O pedido negado havia sido feito por Cristiano Rodrigues de Sousa - político que tentou se eleger vice-prefeito da cidade pelo MDB em 2020 - e pela empresa Lagoa Dourada Participações e Serviços S/C Ltda.
“Estão tacando fogo próximo às casas para o fogo espalhar e queimar as casas. Então a comunidade tem que ficar migrando de um lado para o outro para conter os focos de incêndio”, descreve a quilombola Antônia*, moradora de Rio Preto.
“A comunidade neste momento está muito vulnerável, tanto psicologicamente quanto em relação à parte alimentar”, descreve Antônia, ao explicar que os moradores estão com medo de ir até as roças trabalhar na terra. “Se não planta, não come. Então o pedido de socorro é esse”, alerta.
Maryellen Crisóstomo, da Coordenação Estadual das Comunidades Quilombolas do Tocantins (Coeqto), ressalta que “sem segurança para circular e impossibilitadas de cuidar dos plantios, as famílias estão sitiadas dentro de seu próprio território”.
A juíza determinou, ainda, que os autores de ambos os processos “abstenham-se da prática de esbulho possessório” - perda da posse por motivo de violência - “diretamente ou por intermédio de seus representantes”, sob pena de multa diária de R$1 mil.
O Brasil de Fato conversou com Cristiano de Sousa, que informou que não vai se manifestar no momento.
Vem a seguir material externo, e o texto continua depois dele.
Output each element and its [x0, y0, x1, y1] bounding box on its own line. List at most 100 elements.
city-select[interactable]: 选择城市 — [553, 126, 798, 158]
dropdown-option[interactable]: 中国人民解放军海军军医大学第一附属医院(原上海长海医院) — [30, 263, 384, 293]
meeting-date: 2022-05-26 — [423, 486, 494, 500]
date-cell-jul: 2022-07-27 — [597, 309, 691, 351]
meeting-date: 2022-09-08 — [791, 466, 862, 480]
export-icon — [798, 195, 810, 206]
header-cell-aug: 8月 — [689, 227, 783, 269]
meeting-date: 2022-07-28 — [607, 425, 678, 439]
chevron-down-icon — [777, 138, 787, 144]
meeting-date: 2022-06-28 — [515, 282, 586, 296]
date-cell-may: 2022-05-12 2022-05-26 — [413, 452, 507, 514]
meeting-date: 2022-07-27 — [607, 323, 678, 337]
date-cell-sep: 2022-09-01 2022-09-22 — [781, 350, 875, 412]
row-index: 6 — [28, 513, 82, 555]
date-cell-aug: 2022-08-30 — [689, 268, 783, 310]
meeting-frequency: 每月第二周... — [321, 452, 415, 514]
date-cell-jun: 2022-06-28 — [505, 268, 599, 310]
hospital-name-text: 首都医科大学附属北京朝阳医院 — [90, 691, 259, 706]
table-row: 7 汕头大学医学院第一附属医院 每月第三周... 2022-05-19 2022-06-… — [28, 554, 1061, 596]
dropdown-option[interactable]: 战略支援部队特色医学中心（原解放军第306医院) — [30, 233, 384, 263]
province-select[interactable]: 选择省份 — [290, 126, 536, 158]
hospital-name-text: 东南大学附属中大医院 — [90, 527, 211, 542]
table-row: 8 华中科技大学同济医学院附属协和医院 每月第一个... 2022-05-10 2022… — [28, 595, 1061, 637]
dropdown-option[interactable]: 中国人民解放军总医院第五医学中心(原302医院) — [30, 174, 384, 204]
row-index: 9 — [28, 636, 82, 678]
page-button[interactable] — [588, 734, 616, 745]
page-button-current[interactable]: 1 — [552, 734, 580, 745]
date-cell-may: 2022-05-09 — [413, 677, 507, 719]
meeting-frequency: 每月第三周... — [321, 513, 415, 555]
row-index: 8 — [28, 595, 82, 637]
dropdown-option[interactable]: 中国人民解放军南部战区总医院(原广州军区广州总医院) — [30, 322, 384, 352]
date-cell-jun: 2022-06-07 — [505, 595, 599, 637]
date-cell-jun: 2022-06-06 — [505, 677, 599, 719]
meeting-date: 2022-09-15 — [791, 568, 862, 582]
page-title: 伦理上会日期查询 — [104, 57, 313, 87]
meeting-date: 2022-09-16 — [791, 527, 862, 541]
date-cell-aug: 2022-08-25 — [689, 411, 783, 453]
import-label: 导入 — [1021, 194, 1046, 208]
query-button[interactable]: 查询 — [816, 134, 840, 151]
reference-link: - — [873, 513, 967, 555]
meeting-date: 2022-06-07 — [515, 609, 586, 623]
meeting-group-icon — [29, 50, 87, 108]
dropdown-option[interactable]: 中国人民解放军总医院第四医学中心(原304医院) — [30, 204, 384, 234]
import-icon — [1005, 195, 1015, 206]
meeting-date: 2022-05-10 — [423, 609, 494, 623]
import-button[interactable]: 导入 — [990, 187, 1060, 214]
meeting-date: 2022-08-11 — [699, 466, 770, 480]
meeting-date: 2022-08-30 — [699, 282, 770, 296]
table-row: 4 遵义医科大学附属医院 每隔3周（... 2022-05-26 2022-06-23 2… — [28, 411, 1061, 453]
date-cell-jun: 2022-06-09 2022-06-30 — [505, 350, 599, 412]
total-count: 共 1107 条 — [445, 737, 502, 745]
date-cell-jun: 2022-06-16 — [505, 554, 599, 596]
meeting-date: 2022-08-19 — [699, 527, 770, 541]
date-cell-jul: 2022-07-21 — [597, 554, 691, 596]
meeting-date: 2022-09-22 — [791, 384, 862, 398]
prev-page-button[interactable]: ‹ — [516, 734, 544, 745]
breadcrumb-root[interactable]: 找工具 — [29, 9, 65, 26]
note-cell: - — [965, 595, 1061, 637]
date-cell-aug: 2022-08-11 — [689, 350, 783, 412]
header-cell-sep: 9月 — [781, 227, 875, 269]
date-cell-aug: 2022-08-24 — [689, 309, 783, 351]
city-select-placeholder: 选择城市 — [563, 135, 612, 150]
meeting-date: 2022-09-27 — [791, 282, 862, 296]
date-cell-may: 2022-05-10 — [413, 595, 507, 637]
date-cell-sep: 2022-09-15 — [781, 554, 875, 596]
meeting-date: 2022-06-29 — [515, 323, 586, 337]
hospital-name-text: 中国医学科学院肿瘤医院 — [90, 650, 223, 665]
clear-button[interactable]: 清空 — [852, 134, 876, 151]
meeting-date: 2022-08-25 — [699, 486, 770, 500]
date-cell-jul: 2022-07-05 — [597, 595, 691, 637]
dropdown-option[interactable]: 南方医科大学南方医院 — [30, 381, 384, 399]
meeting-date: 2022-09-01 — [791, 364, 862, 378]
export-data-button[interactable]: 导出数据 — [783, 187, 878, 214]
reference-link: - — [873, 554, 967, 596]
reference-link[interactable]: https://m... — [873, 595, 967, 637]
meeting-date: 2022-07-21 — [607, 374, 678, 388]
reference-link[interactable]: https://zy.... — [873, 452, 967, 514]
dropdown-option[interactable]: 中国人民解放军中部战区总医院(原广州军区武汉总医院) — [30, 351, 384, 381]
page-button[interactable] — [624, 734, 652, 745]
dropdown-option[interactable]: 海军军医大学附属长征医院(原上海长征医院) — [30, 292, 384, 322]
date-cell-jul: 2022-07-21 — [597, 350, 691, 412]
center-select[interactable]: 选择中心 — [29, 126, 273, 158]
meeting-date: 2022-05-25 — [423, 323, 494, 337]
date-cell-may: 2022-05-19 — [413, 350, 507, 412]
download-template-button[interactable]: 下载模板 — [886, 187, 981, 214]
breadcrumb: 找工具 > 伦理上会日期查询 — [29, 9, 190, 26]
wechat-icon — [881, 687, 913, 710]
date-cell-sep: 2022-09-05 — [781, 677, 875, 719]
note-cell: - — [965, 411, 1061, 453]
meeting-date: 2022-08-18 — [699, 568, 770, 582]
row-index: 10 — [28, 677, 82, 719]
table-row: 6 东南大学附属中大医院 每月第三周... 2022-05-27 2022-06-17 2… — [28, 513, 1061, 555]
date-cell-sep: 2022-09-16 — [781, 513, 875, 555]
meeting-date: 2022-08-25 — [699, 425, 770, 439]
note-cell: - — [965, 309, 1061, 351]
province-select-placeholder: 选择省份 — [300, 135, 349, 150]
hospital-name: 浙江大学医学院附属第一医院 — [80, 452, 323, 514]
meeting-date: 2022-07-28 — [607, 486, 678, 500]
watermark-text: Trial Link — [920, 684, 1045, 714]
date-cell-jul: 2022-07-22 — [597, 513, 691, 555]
Também pediu um posicionamento para a empresa Lagoa Dourada e, até o fechamento da matéria, não teve resposta. Caso qualquer um dos dois queira se posicionar, o texto será atualizado.
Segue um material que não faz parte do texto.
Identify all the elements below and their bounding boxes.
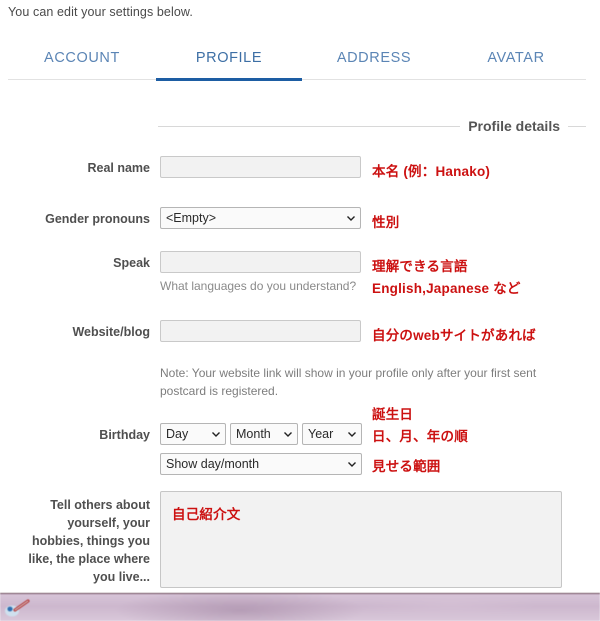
annotation-real-name: 本名 (例：Hanako) xyxy=(372,164,491,179)
label-about-you: Tell others about yourself, your hobbies… xyxy=(28,498,150,584)
speak-input[interactable] xyxy=(160,251,361,273)
chevron-down-icon xyxy=(348,462,356,467)
annotation-gender-pronouns: 性別 xyxy=(372,215,400,230)
birthday-month-select[interactable]: Month xyxy=(230,423,298,445)
birthday-day-select[interactable]: Day xyxy=(160,423,226,445)
tab-avatar[interactable]: AVATAR xyxy=(446,43,586,78)
annotation-website: 自分のwebサイトがあれば xyxy=(372,328,536,343)
label-speak: Speak xyxy=(113,256,150,270)
profile-details-header: Profile details xyxy=(158,118,586,134)
chevron-down-icon xyxy=(284,432,292,437)
settings-tabbar: ACCOUNT PROFILE ADDRESS AVATAR xyxy=(8,43,586,81)
label-real-name: Real name xyxy=(87,161,150,175)
section-title: Profile details xyxy=(468,118,560,134)
label-birthday: Birthday xyxy=(99,428,150,442)
gender-pronouns-select[interactable]: <Empty> xyxy=(160,207,361,229)
label-gender-pronouns: Gender pronouns xyxy=(45,212,150,226)
chevron-down-icon xyxy=(347,216,355,221)
gender-pronouns-value: <Empty> xyxy=(166,211,217,225)
birthday-visibility-value: Show day/month xyxy=(166,457,260,471)
annotation-about-you: 自己紹介文 xyxy=(172,507,241,522)
website-input[interactable] xyxy=(160,320,361,342)
footer-decoration-icon xyxy=(4,598,30,618)
annotation-birthday-line2: 日、月、年の順 xyxy=(372,429,468,444)
tab-address[interactable]: ADDRESS xyxy=(302,43,446,78)
speak-hint: What languages do you understand? xyxy=(160,279,357,293)
header-rule-left xyxy=(158,125,461,127)
annotation-speak-line2: English,Japanese など xyxy=(372,281,521,296)
birthday-visibility-select[interactable]: Show day/month xyxy=(160,453,362,475)
tab-profile[interactable]: PROFILE xyxy=(156,43,302,81)
birthday-year-select[interactable]: Year xyxy=(302,423,362,445)
annotation-speak-line1: 理解できる言語 xyxy=(372,259,468,274)
birthday-year-value: Year xyxy=(308,427,334,441)
real-name-input[interactable] xyxy=(160,156,361,178)
website-note: Note: Your website link will show in you… xyxy=(160,366,537,398)
settings-notice: You can edit your settings below. xyxy=(8,5,193,19)
tab-account[interactable]: ACCOUNT xyxy=(8,43,156,78)
header-rule-right xyxy=(568,125,586,127)
page-footer-strip xyxy=(0,593,600,621)
birthday-month-value: Month xyxy=(236,427,271,441)
chevron-down-icon xyxy=(212,432,220,437)
birthday-day-value: Day xyxy=(166,427,189,441)
annotation-birthday-line1: 誕生日 xyxy=(372,407,414,422)
chevron-down-icon xyxy=(348,432,356,437)
label-website: Website/blog xyxy=(72,325,150,339)
annotation-birthday-visibility: 見せる範囲 xyxy=(372,459,441,474)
De acordo Crisóstomo, “o território Rio Preto vem sofrendo uma onda de violência que tem se agravado nos últimos dias, mas tudo inicia a partir da grilagem de terra na área”.
Em 2018, a Justiça havia dado um parecer favorável ao político do MDB e à empresa que reivindica a área que é, segundo seus moradores, de ocupação tradicional há cerca de um século. A expulsão dos quilombolas foi evitada temporariamente pela suspensão de despejos determinada pelo Supremo Tribunal Federal (STF) enquanto a pandemia de covid-19 estava no auge.
Com a retomada dos dois processos, a juíza revogou o despejo com base em manifestações da Defensoria Pública, do Ministério Público Federal e da Secretaria Estadual de Povos Originários e Tradicionais do Governo do Tocantins.
Ainda no aguardo da titulação, o território tem desde 2014 o certificado de reconhecimento da Fundação Cultural Palmares como comunidade tradicional quilombola.
No Tocantins, o Rio Preto é apenas um entre dezenas de quilombos que, apesar do reconhecimento da Fundação, vivem a vulnerabilidade da falta de regularização definitiva.
“No estado, temos atualmente 44 comunidades quilombolas certificadas pela Fundação Cultural Palmares. Outras estão aguardando a liberação. Mas dessas 44, apenas seis estão com o processo de titulação avançada em algum grau”, expõe Maryellen. “Os povos quilombolas não integram o plano de desenvolvimento do Tocantins e, por isso, para nós resta a violência”, resume.